Si certains libertariens regrettent qu’un propriétaire ne puisse choisir ses héritiers en dehors de sa famille dans certains pays, comme en France ou en Belgique, où les enfants du riche sont protégés contre la liberté de celui-ci, il ne s’agit que d’un nuage de lait dans le noir de notre affirmation: l’héritage, par sa grande latitude, est une prolongation du pouvoir de décision du défunt sur le reste de la société. Et cela signifie qu’un mort a souvent plus de poids dans la société que des millions de vivants.

Est-ce juste?

D’où vient l’héritage? Est-il justifié dans son essence? Au-delà de la justice, comment explique-t-on l’existence même de l’héritage?

L’héritage remonte à l’époque des débuts du capitalisme.

Dès que certains hommes, spécialisés dans la garde du grenier, puis du temple où l’on amassait les réserves, où l’on gardait la trace comptable des têtes de bétail, où l’on mettait sous la garde des divinités les biens meubles et immeubles de la communauté, se furent assurés que leur progéniture allait reprendre leur charge, ils étrennèrent l’héritage. Ils justifièrent probablement cela aux yeux des autres membres du groupe par la compétence, à l’origine: voyez, j’ai appris à mon fils ce que je savais sur ma charge, il est donc le plus à même de remplir ma charge. Confiscation des savoirs.
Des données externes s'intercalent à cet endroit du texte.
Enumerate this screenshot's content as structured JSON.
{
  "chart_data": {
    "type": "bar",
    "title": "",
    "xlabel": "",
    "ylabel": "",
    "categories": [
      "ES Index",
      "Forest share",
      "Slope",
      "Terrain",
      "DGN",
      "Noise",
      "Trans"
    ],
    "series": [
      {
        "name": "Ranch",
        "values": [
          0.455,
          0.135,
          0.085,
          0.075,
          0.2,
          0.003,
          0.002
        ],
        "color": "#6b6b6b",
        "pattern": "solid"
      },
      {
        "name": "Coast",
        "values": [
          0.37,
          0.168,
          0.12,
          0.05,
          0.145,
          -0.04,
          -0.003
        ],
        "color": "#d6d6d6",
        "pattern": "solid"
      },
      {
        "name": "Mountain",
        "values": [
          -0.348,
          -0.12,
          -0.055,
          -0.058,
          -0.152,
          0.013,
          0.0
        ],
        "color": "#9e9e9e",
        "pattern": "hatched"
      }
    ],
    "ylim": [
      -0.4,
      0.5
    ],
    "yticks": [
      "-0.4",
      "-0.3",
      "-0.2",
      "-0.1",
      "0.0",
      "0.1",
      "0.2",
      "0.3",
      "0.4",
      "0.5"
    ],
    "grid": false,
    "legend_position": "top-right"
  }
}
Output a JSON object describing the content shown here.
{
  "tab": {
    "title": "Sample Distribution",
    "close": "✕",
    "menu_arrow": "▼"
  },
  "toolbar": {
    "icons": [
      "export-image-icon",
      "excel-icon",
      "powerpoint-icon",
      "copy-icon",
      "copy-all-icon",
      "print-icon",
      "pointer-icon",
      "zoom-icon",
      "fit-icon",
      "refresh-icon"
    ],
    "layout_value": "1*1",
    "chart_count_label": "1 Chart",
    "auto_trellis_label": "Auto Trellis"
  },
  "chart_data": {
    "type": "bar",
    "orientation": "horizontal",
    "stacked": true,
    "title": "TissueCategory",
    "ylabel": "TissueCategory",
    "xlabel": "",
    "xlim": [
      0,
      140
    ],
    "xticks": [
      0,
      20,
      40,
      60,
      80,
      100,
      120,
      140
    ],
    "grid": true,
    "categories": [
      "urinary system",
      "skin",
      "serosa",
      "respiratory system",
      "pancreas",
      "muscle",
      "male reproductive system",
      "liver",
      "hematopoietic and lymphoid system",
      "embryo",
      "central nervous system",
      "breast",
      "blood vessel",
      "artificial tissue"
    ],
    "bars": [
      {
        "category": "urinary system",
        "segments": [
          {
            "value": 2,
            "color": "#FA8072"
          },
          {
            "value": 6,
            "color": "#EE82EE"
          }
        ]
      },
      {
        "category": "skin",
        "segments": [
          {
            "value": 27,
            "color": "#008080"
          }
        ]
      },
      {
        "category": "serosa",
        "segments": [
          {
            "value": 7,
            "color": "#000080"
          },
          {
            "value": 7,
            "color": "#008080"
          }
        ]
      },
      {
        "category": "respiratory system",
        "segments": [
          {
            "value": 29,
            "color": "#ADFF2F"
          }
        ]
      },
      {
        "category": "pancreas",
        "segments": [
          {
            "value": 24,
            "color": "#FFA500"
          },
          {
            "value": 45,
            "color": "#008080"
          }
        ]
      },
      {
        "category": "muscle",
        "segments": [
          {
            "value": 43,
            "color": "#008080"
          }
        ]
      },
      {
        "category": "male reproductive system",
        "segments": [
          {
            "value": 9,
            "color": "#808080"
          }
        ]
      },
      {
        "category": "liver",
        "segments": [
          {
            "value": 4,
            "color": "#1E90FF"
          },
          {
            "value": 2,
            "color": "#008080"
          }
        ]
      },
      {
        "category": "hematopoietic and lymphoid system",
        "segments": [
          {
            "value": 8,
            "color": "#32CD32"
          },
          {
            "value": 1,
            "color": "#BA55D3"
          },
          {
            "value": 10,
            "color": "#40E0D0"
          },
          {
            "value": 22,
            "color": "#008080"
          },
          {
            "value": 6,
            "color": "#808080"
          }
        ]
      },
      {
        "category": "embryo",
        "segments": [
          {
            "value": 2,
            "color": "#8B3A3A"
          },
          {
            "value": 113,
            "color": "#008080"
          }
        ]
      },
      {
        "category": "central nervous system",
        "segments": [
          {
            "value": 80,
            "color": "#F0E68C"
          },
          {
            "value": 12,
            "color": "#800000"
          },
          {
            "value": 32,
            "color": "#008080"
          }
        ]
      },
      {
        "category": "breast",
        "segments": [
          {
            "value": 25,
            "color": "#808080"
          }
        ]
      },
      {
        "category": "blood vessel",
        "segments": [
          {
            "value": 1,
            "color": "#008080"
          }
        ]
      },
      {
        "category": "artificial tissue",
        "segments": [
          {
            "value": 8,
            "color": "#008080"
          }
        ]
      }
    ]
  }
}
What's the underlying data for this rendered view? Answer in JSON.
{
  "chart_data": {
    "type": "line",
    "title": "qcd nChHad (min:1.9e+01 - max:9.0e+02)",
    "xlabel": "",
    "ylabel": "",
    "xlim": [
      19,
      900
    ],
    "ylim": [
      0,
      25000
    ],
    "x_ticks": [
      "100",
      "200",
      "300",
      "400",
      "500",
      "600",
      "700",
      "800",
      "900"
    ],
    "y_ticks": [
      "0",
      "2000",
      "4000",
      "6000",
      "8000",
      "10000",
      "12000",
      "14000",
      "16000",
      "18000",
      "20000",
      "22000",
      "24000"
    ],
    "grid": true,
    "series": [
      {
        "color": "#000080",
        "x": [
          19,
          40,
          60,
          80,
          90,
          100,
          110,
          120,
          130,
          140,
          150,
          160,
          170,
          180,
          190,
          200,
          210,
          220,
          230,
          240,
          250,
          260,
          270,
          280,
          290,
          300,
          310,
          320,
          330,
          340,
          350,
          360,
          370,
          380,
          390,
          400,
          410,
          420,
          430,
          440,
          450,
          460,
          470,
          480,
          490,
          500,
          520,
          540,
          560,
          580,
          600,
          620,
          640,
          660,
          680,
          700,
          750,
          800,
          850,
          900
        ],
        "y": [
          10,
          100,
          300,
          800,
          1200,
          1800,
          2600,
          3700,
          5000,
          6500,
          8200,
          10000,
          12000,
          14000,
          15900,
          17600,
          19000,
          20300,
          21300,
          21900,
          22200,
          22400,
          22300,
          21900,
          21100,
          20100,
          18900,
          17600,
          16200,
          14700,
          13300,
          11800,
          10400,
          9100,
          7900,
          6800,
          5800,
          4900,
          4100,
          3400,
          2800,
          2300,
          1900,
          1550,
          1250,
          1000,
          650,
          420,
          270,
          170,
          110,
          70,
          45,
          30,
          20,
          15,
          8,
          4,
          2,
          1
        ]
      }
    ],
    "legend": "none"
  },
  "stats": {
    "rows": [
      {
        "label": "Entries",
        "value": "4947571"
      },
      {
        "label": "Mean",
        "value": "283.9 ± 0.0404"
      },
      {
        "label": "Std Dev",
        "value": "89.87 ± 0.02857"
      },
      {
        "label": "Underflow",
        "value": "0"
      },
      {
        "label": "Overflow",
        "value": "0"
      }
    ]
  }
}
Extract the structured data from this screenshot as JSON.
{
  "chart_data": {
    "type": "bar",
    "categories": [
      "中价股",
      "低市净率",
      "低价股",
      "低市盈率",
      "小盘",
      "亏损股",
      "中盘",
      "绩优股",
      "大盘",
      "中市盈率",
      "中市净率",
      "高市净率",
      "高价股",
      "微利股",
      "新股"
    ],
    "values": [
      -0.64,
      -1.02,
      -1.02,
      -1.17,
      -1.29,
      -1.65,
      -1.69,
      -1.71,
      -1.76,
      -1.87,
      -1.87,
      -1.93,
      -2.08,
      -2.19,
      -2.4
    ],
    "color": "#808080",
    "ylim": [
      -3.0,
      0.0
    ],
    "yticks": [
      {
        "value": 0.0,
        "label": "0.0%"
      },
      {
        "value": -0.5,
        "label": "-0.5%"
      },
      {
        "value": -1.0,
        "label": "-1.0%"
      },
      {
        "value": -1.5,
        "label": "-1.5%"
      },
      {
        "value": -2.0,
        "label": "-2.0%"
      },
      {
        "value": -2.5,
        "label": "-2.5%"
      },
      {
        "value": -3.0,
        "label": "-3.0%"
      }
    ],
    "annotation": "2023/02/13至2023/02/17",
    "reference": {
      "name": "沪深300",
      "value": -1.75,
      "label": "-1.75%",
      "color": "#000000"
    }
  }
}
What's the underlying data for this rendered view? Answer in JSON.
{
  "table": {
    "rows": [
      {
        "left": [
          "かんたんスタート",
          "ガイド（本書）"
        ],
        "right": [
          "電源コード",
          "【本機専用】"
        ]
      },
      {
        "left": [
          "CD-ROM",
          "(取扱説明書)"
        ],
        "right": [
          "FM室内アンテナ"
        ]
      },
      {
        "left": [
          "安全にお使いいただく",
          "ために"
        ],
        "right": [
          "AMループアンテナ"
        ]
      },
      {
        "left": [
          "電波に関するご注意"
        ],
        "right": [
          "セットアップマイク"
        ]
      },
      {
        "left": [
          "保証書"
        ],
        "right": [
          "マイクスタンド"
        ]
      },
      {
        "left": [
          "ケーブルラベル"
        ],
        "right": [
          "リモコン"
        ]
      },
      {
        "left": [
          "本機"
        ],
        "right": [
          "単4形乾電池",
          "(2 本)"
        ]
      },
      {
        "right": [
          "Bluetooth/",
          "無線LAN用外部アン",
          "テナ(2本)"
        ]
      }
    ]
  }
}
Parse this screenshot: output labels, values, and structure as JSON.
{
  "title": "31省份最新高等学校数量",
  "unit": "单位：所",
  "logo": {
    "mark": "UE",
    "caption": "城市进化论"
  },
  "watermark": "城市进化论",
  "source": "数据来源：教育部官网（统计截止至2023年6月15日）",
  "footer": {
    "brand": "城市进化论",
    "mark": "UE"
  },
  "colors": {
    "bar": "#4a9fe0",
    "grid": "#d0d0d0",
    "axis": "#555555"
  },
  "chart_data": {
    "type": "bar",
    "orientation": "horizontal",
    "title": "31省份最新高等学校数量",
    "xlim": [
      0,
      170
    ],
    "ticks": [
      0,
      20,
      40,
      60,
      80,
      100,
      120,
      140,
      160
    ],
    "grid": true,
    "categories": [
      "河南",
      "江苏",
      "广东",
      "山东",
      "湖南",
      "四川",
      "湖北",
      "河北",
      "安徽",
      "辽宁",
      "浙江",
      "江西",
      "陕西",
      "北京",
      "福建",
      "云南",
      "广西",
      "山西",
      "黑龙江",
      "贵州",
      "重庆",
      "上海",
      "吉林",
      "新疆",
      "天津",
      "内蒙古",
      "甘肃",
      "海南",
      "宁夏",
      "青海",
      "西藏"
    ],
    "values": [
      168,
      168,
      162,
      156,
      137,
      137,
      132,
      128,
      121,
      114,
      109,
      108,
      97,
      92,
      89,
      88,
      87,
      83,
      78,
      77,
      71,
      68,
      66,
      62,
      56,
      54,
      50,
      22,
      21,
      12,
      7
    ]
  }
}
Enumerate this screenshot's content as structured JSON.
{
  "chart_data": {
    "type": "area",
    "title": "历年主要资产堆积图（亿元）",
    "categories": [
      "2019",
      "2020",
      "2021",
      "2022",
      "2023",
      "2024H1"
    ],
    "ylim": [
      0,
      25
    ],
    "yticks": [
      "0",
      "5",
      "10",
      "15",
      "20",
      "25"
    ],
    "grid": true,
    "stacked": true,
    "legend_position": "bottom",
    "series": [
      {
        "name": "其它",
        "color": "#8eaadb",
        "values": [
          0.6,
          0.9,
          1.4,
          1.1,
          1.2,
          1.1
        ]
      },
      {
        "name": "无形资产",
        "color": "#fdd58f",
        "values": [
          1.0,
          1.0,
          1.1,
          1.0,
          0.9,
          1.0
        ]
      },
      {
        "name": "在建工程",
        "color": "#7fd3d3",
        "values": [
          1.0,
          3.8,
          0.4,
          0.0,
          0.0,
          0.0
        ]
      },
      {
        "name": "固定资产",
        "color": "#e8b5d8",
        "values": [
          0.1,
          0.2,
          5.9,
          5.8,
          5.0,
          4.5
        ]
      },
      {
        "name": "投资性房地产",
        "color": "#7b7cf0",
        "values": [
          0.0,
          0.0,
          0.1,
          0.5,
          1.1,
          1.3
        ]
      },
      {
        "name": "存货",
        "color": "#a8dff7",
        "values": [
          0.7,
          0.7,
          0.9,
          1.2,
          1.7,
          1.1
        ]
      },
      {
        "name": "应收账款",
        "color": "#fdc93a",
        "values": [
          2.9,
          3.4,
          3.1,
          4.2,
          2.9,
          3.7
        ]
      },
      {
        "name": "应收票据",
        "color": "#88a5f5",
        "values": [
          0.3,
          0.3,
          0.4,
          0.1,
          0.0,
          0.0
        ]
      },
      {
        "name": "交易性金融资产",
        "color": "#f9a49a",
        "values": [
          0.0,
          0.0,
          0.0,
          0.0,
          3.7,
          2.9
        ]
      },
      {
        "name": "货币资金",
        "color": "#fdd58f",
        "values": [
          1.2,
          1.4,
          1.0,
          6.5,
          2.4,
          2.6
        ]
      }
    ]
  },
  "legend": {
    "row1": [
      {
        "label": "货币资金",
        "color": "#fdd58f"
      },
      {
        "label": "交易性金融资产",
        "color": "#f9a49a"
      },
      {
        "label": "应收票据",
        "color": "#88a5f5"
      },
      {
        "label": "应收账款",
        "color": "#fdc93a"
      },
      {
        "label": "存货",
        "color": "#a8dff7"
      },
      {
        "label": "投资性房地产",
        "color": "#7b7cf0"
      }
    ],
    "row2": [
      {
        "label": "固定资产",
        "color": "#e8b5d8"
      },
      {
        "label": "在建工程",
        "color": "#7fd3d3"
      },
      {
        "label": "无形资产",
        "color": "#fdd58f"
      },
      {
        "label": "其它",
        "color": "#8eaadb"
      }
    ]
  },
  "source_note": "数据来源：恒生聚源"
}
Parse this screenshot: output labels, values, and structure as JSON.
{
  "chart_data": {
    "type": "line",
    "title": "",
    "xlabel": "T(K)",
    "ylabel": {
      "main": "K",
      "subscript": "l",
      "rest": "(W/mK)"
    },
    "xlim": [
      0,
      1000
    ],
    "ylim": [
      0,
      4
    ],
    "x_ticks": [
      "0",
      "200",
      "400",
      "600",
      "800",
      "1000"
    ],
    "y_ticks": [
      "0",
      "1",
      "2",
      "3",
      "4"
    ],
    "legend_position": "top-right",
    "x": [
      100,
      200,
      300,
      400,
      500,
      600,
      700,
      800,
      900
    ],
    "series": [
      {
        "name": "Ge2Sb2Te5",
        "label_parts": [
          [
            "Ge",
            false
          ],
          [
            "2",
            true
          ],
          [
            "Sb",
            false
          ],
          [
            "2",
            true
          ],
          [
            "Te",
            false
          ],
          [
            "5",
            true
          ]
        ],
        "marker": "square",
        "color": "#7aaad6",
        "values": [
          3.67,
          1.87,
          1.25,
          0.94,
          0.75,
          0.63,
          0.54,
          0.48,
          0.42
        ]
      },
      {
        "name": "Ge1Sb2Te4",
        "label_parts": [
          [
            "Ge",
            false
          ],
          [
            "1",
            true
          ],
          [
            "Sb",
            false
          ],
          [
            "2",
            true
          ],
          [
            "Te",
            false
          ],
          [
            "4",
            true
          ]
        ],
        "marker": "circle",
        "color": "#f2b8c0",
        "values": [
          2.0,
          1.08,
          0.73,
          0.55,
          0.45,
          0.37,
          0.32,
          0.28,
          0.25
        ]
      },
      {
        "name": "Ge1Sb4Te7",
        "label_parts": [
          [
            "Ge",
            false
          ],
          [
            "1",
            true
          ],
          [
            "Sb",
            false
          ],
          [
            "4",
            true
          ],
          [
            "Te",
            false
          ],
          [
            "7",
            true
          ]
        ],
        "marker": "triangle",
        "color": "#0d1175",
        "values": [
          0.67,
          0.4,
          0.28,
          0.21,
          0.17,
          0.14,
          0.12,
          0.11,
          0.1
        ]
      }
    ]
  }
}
Peu à peu, ces fils, ou petits-fils, après quelques générations, définirent des titres suffisants qui leur permirent, à la force du poignet, à la sueur du front des autres, sous la protection des plus forts du groupe, de s’auto-attribuer le succès de celui-ci, afin de réduire à rien la possibilité, la légitimité de la contestation de leurs prétentions. Peu à peu, ils devinrent gardiens officiels, sour les titres de prêtres ou de princes de la société.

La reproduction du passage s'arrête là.